“Vieron dónde vivía y se quedaron con él” (Jn 1, 39)
Muy queridos hermanos y hermanas, les saludo con el afecto de siempre y les deseo todo bien en el Señor, en este segundo domingo del Tiempo Ordinario de la liturgia.
Durante la semana pasada, primera del año, tuvimos la gran alegría de ordenar como diáconos a dos jóvenes seminaristas, los cuales, con el favor de Dios, llegarán dentro de algunos meses al sacerdocio ministerial. A cada uno de ellos los ordenamos en su propia parroquia, para que esta celebración fuera ocasión de que algunos niños y jóvenes pudieran escuchar el llamado de Dios para la vida sacerdotal.
Debo decir que la vocación es para todos, pues Dios llama a cada uno por diversos caminos, al matrimonio, a la vida consagrada, al sacerdocio, a la soltería, a la santidad de vida. Qué distinto se vive el matrimonio cuando el hombre y la mujer son conscientes de compartir la vocación matrimonial.
En el santo Evangelio de hoy, según san Juan, tenemos el caso de los primeros discípulos que Jesús llamó. La primera lectura, en este caso tomada del Primer Libro de Samuel, nos presenta el relato de la vocación de este niño.
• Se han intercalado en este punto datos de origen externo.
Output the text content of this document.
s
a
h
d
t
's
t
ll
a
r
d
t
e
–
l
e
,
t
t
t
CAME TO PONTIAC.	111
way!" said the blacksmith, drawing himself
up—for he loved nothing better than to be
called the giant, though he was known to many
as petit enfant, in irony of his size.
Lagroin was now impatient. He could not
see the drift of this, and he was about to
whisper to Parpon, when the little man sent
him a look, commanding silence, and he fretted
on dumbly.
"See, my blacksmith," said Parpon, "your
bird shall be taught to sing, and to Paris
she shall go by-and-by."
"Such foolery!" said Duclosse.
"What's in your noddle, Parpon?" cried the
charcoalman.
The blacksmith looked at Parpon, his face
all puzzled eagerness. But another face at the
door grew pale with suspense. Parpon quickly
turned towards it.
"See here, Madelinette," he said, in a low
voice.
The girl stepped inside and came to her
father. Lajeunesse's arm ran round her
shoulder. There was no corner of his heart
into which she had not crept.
Como siempre, en el Tiempo Ordinario de la liturgia, la primera lectura va brincando de un libro a otro del Antiguo Testamento, con un pasaje que esté en armonía con el tema del Evangelio.
Andrés y Juan eran discípulos de Juan el Bautista, pues frecuentaban su enseñanza. Ellos estaban siendo llamados interiormente por Dios a una vida mejor. No eran llamados por el Bautista, sino que reconocían en sus palabras la voz del Señor. Por eso, cuando Juan el Bautista ve pasar a Jesús y les dice: “Éste es el Cordero de Dios”, ellos dejan a Juan y siguen a Jesús.
Es muy profundo el adjetivo que Juan le pone a Jesús, pues lo llama “Cordero de Dios”. Cada pascua, los judíos inmolaban un cordero por familia, para recordar la liberación de la esclavitud de Egipto. Además, todos los días se inmolaban en el templo de Jerusalén cientos de corderos. Ahora se trata del “Cordero de Dios”, así que éste es un anuncio del sacrificio de Jesús en la cruz, el único que trae la verdadera liberación del pueblo de Dios, el único sacrificio que desde entonces se habría de ofrecer a Dios. Por eso el sacerdote en cada misa presenta la hostia consagrada diciendo: “Éste es el Cordero de Dios, que quita el pecado del mundo”.